Ao longo deste mês, incêndios violentos engolfaram o Pantanal no Brasil, uma das maiores zonas úmidas tropicais do mundo e lar de espécies ameaçadas e comunidades indígenas. Chamas no Pantanal: O Grito Silencioso da Natureza

Monica Piccinini

Londres, GB – 27/11/2023.

4 Minutos.

Segundo o Instituto Nacional de Pesquisas Espaciais (Inpe) e o Sistema de Alarmes da LASA e da Universidade Federal do Rio de Janeiro (UFRJ), 1.272.050 hectares já sofreram devastação por incêndios neste ano, número três vezes maior que os incidentes registrados em 2022.

O diretor executivo do SOS Pantanal, Leonardo Gomes, descreveu a situação: “O tema do fogo persiste no Pantanal. Desde 2019, uma combinação de secas e as repercussões das alterações climáticas levaram ao surgimento de um número significativo de focos de calor em meados de Novembro, um mês que normalmente regista chuvas.”

Estendendo-se pelo Brasil, Paraguai e Bolívia, o Pantanal cobre um total estimado de 16 milhões de hectares. No Brasil, o Pantanal ocupa porções dos estados de Mato Grosso (35%) e Mato Grosso do Sul (65%).

Lá a vida selvagem é diversificada, com mais de 2.000 espécies de plantas, 174 mamíferos, 580 aves, 271 peixes, 131 répteis e 57 anfíbios. Entre seus habitantes estão inúmeras espécies vulneráveis ​​e ameaçadas de extinção, incluindo a ariranha, o tamanduá-bandeira, o tatu gigante, a anta brasileira e o maior papagaio do mundo, a arara-azul. Além disso, o Pantanal abriga a maior densidade de onças-pintadas do mundo.

Chamas no Pantanal
O leito barroso de um rio no Pantanal – secando. (Img. Gustavo Figueroa)

Luciana Leite, bióloga e ativista climática, mencionou que o Pantanal é um importante sumidouro de carbono, desempenhando papel fundamental na regulação do clima da América do Sul.

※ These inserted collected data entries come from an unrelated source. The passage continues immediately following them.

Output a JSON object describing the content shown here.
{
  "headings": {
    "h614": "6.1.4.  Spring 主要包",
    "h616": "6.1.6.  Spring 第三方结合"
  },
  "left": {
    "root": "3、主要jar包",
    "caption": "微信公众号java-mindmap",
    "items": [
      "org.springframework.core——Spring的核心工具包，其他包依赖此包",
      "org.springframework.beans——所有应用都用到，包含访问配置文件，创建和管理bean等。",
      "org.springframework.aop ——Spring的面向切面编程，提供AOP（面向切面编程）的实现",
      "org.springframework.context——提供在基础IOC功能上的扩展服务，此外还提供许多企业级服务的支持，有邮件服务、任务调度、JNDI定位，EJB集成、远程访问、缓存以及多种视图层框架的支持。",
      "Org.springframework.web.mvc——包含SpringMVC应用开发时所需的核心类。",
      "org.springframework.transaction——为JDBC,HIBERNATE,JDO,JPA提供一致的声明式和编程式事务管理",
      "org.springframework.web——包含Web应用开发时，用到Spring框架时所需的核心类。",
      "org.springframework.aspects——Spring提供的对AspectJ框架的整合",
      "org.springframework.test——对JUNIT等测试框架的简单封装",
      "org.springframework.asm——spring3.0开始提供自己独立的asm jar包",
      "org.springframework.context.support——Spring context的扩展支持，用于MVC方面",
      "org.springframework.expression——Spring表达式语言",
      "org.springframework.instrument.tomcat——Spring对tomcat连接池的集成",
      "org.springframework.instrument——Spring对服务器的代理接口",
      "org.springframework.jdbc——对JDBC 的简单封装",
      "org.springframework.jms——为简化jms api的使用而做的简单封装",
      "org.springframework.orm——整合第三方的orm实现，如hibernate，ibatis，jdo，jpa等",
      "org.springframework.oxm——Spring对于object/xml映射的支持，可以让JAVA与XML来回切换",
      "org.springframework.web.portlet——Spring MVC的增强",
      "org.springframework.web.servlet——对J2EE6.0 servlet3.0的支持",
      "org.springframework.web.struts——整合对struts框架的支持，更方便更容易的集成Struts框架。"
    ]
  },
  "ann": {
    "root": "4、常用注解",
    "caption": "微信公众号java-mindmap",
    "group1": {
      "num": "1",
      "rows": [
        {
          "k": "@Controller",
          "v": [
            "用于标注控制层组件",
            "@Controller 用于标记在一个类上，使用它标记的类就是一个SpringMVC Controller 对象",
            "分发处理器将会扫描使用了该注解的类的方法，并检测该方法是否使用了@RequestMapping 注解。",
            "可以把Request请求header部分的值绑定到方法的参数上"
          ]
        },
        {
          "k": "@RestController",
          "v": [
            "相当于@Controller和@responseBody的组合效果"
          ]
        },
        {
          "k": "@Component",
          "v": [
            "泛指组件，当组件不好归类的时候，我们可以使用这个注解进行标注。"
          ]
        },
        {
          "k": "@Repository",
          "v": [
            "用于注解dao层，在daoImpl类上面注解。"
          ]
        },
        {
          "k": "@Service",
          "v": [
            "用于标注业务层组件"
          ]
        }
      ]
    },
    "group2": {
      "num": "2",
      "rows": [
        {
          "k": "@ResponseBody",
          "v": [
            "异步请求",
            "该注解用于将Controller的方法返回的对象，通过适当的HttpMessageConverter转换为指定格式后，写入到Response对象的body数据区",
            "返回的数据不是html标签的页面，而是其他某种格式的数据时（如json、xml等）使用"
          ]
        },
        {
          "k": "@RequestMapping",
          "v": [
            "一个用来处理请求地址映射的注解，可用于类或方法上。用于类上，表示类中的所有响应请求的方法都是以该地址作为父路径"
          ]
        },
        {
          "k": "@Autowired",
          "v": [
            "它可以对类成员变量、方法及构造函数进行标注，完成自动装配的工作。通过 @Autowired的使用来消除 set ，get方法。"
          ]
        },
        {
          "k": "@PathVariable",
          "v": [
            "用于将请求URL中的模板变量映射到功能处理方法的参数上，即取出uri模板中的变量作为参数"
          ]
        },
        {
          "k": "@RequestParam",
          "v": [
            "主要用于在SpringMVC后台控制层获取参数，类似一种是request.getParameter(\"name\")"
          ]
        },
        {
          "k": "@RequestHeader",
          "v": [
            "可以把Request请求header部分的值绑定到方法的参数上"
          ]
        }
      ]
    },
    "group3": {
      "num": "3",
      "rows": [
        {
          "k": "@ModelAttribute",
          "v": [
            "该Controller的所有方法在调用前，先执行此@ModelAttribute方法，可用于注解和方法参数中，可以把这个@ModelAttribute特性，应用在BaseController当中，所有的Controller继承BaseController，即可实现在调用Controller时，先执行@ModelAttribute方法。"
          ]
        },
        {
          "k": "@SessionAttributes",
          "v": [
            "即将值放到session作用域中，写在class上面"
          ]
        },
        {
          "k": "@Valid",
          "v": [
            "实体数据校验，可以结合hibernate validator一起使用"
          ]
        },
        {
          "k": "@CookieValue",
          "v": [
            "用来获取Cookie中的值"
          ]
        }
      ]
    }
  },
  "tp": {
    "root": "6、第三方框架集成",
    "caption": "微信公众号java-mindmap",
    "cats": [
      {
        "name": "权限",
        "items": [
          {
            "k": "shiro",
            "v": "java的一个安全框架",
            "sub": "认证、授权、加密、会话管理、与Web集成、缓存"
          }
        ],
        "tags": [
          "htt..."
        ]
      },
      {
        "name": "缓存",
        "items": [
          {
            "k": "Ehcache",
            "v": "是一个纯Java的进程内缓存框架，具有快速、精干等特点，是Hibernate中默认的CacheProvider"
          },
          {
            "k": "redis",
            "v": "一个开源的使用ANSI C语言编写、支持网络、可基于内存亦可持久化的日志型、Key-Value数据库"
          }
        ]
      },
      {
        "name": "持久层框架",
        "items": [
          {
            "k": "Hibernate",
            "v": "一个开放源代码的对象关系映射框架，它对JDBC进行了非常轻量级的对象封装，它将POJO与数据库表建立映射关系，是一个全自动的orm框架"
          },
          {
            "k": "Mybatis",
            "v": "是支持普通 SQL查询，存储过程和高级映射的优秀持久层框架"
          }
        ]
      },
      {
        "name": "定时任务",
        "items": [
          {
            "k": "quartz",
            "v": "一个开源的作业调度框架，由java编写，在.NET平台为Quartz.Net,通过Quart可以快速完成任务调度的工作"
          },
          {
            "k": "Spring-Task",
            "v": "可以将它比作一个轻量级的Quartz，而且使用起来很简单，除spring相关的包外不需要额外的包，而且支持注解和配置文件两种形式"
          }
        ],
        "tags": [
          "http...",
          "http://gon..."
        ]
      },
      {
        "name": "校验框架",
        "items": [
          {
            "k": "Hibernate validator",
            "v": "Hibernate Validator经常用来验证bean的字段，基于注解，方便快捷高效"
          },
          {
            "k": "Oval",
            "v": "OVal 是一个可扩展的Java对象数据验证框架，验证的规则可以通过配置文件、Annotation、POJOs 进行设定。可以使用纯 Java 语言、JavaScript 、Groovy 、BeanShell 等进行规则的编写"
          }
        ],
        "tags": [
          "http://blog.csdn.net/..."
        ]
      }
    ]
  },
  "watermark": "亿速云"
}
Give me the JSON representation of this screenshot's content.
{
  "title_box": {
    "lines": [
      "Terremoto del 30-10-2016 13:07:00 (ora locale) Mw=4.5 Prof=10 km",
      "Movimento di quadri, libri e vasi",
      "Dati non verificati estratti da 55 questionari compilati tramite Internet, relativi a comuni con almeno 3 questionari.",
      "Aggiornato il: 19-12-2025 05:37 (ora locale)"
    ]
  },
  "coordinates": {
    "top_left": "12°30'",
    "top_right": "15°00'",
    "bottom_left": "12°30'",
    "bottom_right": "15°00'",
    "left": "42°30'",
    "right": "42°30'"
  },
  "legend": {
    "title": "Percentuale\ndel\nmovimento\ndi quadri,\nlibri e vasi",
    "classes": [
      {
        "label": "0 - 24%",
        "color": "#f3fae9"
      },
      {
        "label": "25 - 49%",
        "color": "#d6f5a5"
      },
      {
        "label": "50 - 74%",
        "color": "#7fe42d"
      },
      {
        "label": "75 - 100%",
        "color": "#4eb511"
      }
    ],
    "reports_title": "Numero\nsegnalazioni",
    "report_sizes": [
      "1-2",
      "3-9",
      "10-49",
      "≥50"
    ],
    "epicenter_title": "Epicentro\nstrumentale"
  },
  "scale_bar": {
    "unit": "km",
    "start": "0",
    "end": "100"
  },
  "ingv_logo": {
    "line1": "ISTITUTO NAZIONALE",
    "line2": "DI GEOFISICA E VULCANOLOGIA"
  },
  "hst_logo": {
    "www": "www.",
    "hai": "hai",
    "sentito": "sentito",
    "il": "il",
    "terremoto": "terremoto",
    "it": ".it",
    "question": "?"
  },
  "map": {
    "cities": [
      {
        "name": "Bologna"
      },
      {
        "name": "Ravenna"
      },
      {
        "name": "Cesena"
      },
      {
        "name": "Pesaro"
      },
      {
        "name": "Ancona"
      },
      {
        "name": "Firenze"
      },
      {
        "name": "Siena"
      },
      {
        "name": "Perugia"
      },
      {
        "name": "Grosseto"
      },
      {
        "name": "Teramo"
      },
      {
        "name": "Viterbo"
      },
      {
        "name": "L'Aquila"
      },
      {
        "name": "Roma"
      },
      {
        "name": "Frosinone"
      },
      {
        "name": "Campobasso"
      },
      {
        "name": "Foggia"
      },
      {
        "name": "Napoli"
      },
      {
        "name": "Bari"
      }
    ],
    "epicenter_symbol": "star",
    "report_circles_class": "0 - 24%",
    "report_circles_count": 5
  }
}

Seca, Calor, Fogo – sem bombeiros

Leite explicou: “Este ano enfrentamos uma seca atípica com aumento de temperaturas e ondas de calor e, como resultado, os incêndios voltaram.

A escassez de bombeiros, aeronaves, máquinas e conhecimentos especializados colocou desafios no combate aos incêndios, desde incêndios em áreas florestais do bioma até incêndios de turfa que podem persistir e reacender sem gestão e monitoramento pós-evento adequados.”

Nos verões de 2019 e 2020, o Pantanal sofreu escassez de chuvas, conforme indica estudo do climatologista José Marengo. Isto foi atribuído a uma diminuição no transporte do ar quente e úmido do verão da Amazônia para o Pantanal. Em vez disso, houve um domínio de massas de ar mais quentes e secas provenientes de latitudes subtropicais, levando a uma escassez de chuvas de verão durante o pico da estação das monções. Consequentemente, a região suportou períodos prolongados de secas severas.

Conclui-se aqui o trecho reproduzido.